Her second album, Sol-Angel and the Hadley St. Dreams, featured an infusion of soul, pop, blues and contemporary R&B. Fans who fell in love with the young soulful Houston-bred singer waited six years for Knowles' sophomore album as she went through an array of life's triumphs and pitfalls. She lost her best friend to gun violence, became pregnant with her first child and married her first husband at 17 years old before later divorcing at 20. She became financially independent and bought her first home at 19 years old. 

The Motown-inspired project showed Solange gaining an even tighter grip of her own sound and vibes, injecting these elements of her story into emotional, albeit funky bops and ballads. The album also showed the artist stepping out into unchartered territories, experimenting with wobbling rhythms and transcendental melodies on "Cosmic Journey" featuring Bilal.

Though Solange's 2012 EP True was her shortest release yet and arrived a full four years after her second album, the project was lauded as her most grounded work to date. It's when the singer truly began creating an individual style and sound. "True marks the sound of a singer hitting a graceful stride, in her own time and on her own terms," Pitchfork wrote in its review. The publication noted her last release "often [reconciles] girlish optimism with worldly wisdom as though the two are one and the same." 

Knowles later took issue with certain language in that review, which characterized her as the "ideal female vocal muse" for her collaborator Dev Hynes. "How can one be a 'vocal muse' to their own melodies, storytelling and words they wrote?" she said at the time.
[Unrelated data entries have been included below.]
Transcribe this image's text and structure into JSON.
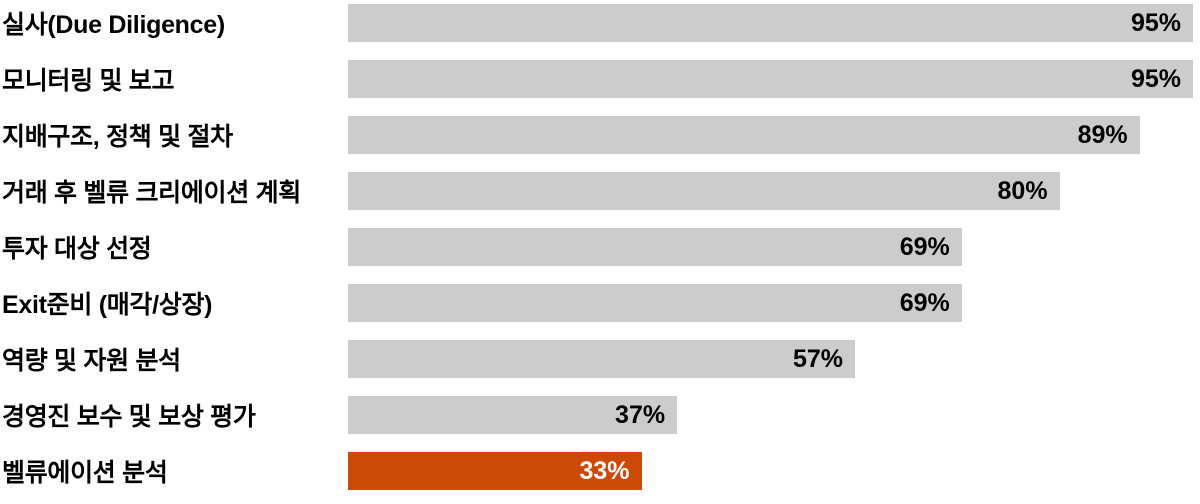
{
  "chart_data": {
    "type": "bar",
    "orientation": "horizontal",
    "categories": [
      "실사(Due Diligence)",
      "모니터링 및 보고",
      "지배구조, 정책 및 절차",
      "거래 후 벨류 크리에이션 계획",
      "투자 대상 선정",
      "Exit준비 (매각/상장)",
      "역량 및 자원 분석",
      "경영진 보수 및 보상 평가",
      "벨류에이션 분석"
    ],
    "values": [
      95,
      95,
      89,
      80,
      69,
      69,
      57,
      37,
      33
    ],
    "value_labels": [
      "95%",
      "95%",
      "89%",
      "80%",
      "69%",
      "69%",
      "57%",
      "37%",
      "33%"
    ],
    "value_suffix": "%",
    "highlight_index": 8,
    "colors": {
      "bar": "#CCCCCC",
      "highlight_bar": "#CB4A08",
      "label_text": "#000000",
      "value_text": "#000000",
      "highlight_value_text": "#FFFFFF",
      "background": "#FFFFFF"
    },
    "axis_max_value": 95,
    "grid": false,
    "legend": false,
    "value_labels_position": "inside-end"
  }
}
With A Seat at the Table, she's worked to build out that presence even more, so no publication could possibly try to erase her agency.

There's no arguing Solange's latest album is her most expansive and visionary project to date. The 21-track album comes with a 112-page digital photo and lyrics book celebrating black beauty. A Seat at the Table continues Solange's track record of penning personal ballads to love, failed relationships and finding the beauty in life's genuine treasures: friends, family, community and the solace of one's interior world. 

The album, largely penned by Solange herself, is described on Apple Music as "a confessional autobiography and meditation on being black in America." It brings in some of the finest rising talents in black music and creates space for them to do some of their best work. Certified icon Lil Wayne spits an incredible verse on carrying his city of New Orleans in "Mad." Kelela offers some show-stopping harmonies on "Scales" — so staggering, in fact, Solange has been afraid to book a tour with the singer.

Solange has never lived underneath her older sister's shadow, as easy as it's been to write her off as doing so. She's been busy creating a space in the music industry that's entirely her own. In a year which has produced a steady stream of major releases, she's finally standing firm in her own arena — and all eyes are on her.